J Altern Complement Med. 2002 Jun;8(3):325-32.
The effectiveness of processed grapefruit-seed extract as an antibacterial agent: I. An in vitro agar assay.

Reagor L, Gusman J, McCoy L, Carino E, Heggers JP.

School of Medicine, University of Texas, Medical Branch, Galveston, USA.

OBJECTIVES: Grapefruit-seed extract (GSE) Citricidal has, in recent reports, been reported to be successful in combating a variety of common infectious agents. In our study, drops of concentrated grapefruit-seed extract were tested for antibacterial properties against a number of gram-positive and gram-negative organisms. DESIGN: Sixty-seven (67) distinct biotypes were tested for their susceptibilities to the GSE as well as to 5 other topical antibacterials (Silvadene, Sulfamylon, Bactroban, Nitrofurazone, and Silvadene, Nystatin). Wells were punched into Mueller-Hinton agar plates, which were then inoculated with the organism to be tested; each well was then inoculated with one of the antibacterial agents. After an overnight incubation period, the plates were checked for zones of bacterial susceptibility around the individual wells, with a measured susceptibility zone diameter of 10 mm or more considered a positive result. RESULTS: The GSE was consistently antibacterial against all of the biotypes tested, with susceptibility zone diameters equal to or greater than 15 mm in each case. CONCLUSIONS: Our preliminary data thus suggest an antibacterial characteristic to GSE that is comparable to that of proven topical antibacterials. Although the GSE appeared to have a somewhat greater inhibitory effect on gram-positive organisms than on gram-negative organisms, its comparative effectiveness against a wide range of bacterial biotypes is significant.
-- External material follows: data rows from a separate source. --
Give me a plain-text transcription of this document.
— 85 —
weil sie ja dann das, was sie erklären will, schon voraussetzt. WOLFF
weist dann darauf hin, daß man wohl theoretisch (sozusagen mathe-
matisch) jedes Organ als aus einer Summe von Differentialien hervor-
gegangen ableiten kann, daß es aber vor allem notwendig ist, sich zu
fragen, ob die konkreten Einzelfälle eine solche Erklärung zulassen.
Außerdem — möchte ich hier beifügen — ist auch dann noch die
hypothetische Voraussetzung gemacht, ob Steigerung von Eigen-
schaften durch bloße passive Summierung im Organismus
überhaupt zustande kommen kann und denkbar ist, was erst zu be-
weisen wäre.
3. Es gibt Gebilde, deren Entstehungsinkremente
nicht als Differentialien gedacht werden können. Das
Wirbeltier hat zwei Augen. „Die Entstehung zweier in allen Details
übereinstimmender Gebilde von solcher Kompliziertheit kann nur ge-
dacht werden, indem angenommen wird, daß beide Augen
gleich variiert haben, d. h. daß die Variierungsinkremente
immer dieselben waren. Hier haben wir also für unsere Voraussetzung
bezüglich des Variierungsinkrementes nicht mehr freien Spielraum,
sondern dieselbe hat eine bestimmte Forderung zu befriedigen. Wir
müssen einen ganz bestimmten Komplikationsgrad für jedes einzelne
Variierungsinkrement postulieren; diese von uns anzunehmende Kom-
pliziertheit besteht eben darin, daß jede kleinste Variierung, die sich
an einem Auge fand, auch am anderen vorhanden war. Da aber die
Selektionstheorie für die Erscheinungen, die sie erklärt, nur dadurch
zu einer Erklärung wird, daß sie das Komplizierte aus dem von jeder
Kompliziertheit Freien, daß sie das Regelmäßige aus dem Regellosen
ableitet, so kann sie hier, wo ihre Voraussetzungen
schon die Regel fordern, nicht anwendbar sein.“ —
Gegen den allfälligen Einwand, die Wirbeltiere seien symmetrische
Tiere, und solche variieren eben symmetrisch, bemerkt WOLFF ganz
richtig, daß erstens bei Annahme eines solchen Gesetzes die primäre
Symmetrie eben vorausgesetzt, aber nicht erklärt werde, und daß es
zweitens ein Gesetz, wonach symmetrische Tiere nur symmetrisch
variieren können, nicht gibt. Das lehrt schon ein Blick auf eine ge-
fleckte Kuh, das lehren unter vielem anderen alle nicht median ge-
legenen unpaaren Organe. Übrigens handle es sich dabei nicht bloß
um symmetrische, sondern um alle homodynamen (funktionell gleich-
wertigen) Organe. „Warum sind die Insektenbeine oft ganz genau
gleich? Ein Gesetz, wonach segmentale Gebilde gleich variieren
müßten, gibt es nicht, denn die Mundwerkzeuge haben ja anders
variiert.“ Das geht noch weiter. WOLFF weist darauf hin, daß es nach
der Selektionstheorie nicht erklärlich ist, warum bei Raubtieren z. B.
Other Websites that address this issue:
http://www.wellvet.com/grapefruitseedextracts.html

On the following site, you will find this quote: "Citricidal® is synthesized from the polyphenolic compounds found in grapefruit seed and pulp. Numerous reactions are involved, including distillation, catalytic conversion, and ammoniation. The active component of Citricidal is a quaternary ammonium chloride(a diphenol hydroxybenzene reacted with ammonium chloride) similiar to benzethonium chloride when analysed in accordance with USP XXII/NF XVII. (Benz. Chloride is a powerful germical agent, but is highly toxic to all animal life. See info on toxicity, below) "
Even on this pro-Citricidal site, they explain a little about the synthesis of the Triclosan-like preservative, while still claiming it to be natural.